19. Bölüm

1.3K 143 48
                                    

Merhabaaa. Uuuupuzun bir bölümle geldim. Bölüme geçmeden önce bir şeyler konuşmak istedim. Öncelikle bu hikayede diğer shiplerle ilgili olumsuz bir şey görmek istemiyorum. Yoonmin olmadığı için gelen bazı yorumlar rahatsız edici ve yanıt bile vermeden silerim. Bu ficin diğer shipleri Nammin ve Sope'dir. Lütfen saygı duyun. Yorumlarınızı silmek zorunda kalmayayım. Okuduğunuz için teşekkürler şimdi bölüme geçebilirsiniz.

Kucağındaki çilek kasesinden bir çilek daha alıp ısıracaktı ki buna engel olan alfası ile bağırmıştı.

"Yiahh alfa, o benim çileğimdi."

Taehyung omzunu silkmiş ve yarısına kadar ısırdığı çileği çiğneyerek gülümsemişti. Alfasının bu haline göz devirmiş ve elinde kalan ancak yarısı yenmiş çileği dudakları arasına alıp ısırmış ve yeni bir tanesine geçmişti.

Uzanıp Taehyung'a verecekti ki Taehyung başını geri çekmiş ardından yanaklarını kavrayıp uzanarak dudaklarına yapışmıştı. Jungkook daha ne olduğunu anlamadan geri çekilen alfayla şaşkın şaşkın bakmış ve önüne dönmüştü. Böyle ani gelen öpücüklerde utanıyordu alfadan.

"Dudaklarından tatmak önceliğim."

Alfanın söylediği şeyle daha da utanırken, dirseğini alfanın karnına geçirmiş ve istemsizce büzdüğü dudaklarıyla konuşmuştu. "Sevgilim çok yaramaz biri."

Şimdi şaşırma sırası Taehyung'ta idi. Birkaç dakika boyunca öylece kalmış ve hiçbir tepki verememişti. Bir hafta öncesinde ondan duymak istediği kelimeyi şimdi duyuyor olması elini ayağını birbirine dolaştırmıştı sanki.

"N-ne dedin sen?"

Kessinlikle bilerek yapmıştı. Eğer alfa onu utandırıyorsa o da her defasında altta kalmamak için yeni yollara başvuruyordu. Ve şimdiki en büyüğü olmuştu. Omzunu silkerek oturduğu kucakta daha çok yayılmış ve başını alfanın göğsüne yaslarken konuşmuştu.

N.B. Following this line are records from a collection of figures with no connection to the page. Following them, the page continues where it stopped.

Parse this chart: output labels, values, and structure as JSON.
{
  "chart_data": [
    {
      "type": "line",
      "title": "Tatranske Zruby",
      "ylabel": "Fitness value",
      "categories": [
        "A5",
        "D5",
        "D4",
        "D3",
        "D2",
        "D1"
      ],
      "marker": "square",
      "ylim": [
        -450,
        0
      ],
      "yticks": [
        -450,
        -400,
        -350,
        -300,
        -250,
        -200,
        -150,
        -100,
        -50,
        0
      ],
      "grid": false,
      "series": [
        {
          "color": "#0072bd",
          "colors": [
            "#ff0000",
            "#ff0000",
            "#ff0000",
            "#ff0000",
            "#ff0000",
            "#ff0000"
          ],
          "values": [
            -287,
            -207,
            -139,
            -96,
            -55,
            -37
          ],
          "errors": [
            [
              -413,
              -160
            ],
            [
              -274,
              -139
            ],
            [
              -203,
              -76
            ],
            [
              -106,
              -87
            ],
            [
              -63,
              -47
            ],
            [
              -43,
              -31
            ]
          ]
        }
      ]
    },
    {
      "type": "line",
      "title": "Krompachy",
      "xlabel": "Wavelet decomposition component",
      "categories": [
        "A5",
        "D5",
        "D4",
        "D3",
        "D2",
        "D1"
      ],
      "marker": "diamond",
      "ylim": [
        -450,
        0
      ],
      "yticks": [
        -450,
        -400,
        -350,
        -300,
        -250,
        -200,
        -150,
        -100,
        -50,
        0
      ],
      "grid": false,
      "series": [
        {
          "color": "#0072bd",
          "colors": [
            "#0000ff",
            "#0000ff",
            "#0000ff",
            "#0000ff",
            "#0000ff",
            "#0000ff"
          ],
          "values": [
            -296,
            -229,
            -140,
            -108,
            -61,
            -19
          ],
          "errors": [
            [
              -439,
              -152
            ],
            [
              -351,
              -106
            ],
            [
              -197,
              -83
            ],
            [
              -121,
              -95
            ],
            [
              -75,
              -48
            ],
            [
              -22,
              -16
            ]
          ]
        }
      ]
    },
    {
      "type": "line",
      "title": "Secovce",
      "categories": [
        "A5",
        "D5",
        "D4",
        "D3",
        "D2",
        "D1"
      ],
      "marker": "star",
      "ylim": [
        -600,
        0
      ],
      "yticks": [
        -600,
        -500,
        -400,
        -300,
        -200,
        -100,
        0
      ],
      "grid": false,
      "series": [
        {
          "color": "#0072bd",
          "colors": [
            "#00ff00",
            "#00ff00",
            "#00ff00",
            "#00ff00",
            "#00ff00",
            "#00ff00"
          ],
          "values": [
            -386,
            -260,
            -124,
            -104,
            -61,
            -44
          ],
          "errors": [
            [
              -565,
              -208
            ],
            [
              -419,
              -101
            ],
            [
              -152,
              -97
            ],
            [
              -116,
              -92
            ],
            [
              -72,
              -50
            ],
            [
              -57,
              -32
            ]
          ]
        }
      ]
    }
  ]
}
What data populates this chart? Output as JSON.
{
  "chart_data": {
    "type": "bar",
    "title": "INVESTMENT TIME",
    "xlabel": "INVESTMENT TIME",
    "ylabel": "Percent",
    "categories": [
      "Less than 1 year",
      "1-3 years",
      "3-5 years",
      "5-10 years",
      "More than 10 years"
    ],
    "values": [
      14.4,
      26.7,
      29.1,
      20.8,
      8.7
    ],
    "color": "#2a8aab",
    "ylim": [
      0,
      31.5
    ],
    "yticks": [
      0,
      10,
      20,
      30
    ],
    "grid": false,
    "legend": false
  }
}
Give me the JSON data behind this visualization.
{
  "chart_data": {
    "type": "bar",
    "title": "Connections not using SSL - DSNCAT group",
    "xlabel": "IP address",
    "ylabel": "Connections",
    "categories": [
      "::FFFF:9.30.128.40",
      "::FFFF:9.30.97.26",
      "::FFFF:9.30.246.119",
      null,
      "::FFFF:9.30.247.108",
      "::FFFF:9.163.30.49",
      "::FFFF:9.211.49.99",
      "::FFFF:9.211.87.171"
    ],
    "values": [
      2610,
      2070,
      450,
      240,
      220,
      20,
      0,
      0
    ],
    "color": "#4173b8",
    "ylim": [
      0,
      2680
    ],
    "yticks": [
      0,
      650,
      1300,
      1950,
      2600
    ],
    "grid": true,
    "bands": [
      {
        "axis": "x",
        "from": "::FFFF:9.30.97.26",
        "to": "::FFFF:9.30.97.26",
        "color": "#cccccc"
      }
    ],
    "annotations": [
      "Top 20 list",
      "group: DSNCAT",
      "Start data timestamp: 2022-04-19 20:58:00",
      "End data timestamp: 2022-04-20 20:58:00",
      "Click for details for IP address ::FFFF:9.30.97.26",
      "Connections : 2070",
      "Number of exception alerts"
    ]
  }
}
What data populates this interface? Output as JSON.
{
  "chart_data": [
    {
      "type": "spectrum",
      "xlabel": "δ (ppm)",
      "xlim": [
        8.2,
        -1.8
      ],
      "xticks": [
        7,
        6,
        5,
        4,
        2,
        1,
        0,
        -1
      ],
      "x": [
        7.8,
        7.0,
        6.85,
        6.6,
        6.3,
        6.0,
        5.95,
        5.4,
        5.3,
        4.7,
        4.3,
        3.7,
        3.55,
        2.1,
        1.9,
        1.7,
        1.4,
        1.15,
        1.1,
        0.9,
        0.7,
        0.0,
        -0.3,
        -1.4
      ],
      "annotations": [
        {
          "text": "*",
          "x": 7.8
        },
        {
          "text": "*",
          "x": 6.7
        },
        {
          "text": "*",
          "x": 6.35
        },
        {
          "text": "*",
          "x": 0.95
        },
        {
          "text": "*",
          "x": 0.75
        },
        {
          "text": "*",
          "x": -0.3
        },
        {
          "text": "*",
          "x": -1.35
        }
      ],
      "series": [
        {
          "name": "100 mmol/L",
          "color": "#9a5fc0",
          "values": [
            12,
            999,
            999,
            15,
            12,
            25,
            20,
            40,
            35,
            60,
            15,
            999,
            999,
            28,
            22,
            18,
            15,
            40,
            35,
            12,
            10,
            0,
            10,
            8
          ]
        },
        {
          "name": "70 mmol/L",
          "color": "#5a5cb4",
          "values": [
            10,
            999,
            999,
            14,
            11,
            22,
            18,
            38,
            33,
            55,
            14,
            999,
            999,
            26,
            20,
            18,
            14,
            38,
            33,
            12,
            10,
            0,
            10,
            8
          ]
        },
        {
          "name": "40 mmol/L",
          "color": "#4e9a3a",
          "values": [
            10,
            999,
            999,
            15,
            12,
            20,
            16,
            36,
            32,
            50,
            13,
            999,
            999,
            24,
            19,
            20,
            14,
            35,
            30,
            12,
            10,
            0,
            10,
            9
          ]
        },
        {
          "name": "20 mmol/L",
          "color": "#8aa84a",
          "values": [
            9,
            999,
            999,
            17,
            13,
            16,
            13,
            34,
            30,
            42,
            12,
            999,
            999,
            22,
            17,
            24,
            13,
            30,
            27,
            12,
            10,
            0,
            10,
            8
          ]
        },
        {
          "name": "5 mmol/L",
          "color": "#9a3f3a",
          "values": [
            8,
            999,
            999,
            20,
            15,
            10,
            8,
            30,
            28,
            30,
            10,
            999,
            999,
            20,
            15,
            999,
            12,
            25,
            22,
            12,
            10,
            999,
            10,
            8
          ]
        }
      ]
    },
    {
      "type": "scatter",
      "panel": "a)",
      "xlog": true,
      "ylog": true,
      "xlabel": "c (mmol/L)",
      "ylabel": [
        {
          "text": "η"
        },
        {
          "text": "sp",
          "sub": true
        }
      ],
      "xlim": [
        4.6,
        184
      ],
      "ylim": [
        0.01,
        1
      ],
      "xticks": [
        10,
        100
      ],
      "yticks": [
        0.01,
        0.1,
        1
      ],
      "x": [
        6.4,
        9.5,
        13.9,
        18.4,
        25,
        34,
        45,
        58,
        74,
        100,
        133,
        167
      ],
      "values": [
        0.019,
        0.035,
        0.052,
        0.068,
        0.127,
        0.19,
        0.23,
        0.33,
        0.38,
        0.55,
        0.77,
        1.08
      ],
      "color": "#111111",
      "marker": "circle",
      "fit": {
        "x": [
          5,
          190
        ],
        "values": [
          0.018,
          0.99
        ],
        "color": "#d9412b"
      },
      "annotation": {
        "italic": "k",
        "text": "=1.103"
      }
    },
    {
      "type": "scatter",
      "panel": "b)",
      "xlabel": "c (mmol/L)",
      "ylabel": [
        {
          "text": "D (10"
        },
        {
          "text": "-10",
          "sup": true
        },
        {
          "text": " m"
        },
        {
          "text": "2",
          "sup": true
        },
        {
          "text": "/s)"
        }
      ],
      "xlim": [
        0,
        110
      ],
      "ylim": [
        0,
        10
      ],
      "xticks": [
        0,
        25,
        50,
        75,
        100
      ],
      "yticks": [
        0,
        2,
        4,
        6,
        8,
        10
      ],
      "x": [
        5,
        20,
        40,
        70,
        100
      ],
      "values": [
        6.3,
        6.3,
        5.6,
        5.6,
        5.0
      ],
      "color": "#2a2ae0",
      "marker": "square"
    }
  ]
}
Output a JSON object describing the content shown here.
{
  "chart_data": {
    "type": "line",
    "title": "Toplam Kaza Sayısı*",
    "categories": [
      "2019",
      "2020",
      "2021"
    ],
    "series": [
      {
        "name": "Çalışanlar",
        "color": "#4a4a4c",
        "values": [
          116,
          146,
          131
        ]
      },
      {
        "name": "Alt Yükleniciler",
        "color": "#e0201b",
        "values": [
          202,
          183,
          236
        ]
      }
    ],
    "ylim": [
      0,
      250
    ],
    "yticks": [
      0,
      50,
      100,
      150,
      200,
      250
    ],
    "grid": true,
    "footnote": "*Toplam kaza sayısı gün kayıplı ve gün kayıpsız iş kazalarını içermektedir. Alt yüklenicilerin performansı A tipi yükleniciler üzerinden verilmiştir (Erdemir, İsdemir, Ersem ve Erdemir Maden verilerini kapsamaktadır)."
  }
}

Saçları Taehyung'un çenesine değiyordu ancak alfa bir huylanma belirtisi göstermiyordu. Aksine bu hoşuna gidiyordu. Jungkook'a ait her zerrenin tenine değiyor olması onu delirtiyordu.

"Nasılmış bakalım? Sen bana hep öyle yapıyorsun."

"Bir daha desene."

Taehyung'un çocuksu ve istek dolu çıkan sesine gülmüş ve anında yanıt vermişti. Biraz oyun oynamaktan zarar gelmezdi.

"Hayır."

"Lütfen, bir daha de."

"Demem."

"Ne istersen yaparım."

Gelen teklif kendisine cazip gelmiş olacak ki yaslandığı yerde başını biraz hareketlendirmiş ve Taehyung'un yüzünü görebilmesi için ona yardım edip başını eğmesiyle birlikte konuşmuştu.

"Ne istersem mi?"

"Ne istersen."

Yüzünde yaramaz bir gülüş belirirken başını sallamış ve önüne dönmüştü. Eline bir çilek alıp ısırmış daha sonrasında Taehyung'a uzatmıştı. Taehyung, omeganın onu süründüreceğini anladığı için çaresizce nefes almış ve kendisine uzatılan çileği ısırmıştı. Normalde çilek yemeyi pek sevmese de Jungkook hayatına girdiğinden beri pek çok şey, bunun gibi değişmişti ve bundan şikayeti de yoktu.

Hastaneden çıkalı bir hafta oluyordu. Jungkook'u kendi evine getirmişti. Sağ kolundaki sargı çıkarken, başında halen küçük bir sargı bezi vardı. Onu da yarın çıkartacaklardı. Doktor onlara her şeyin yolunda olduğunu ve endişelenecek bir şey olmadığını söylediği için rahattı omega olan.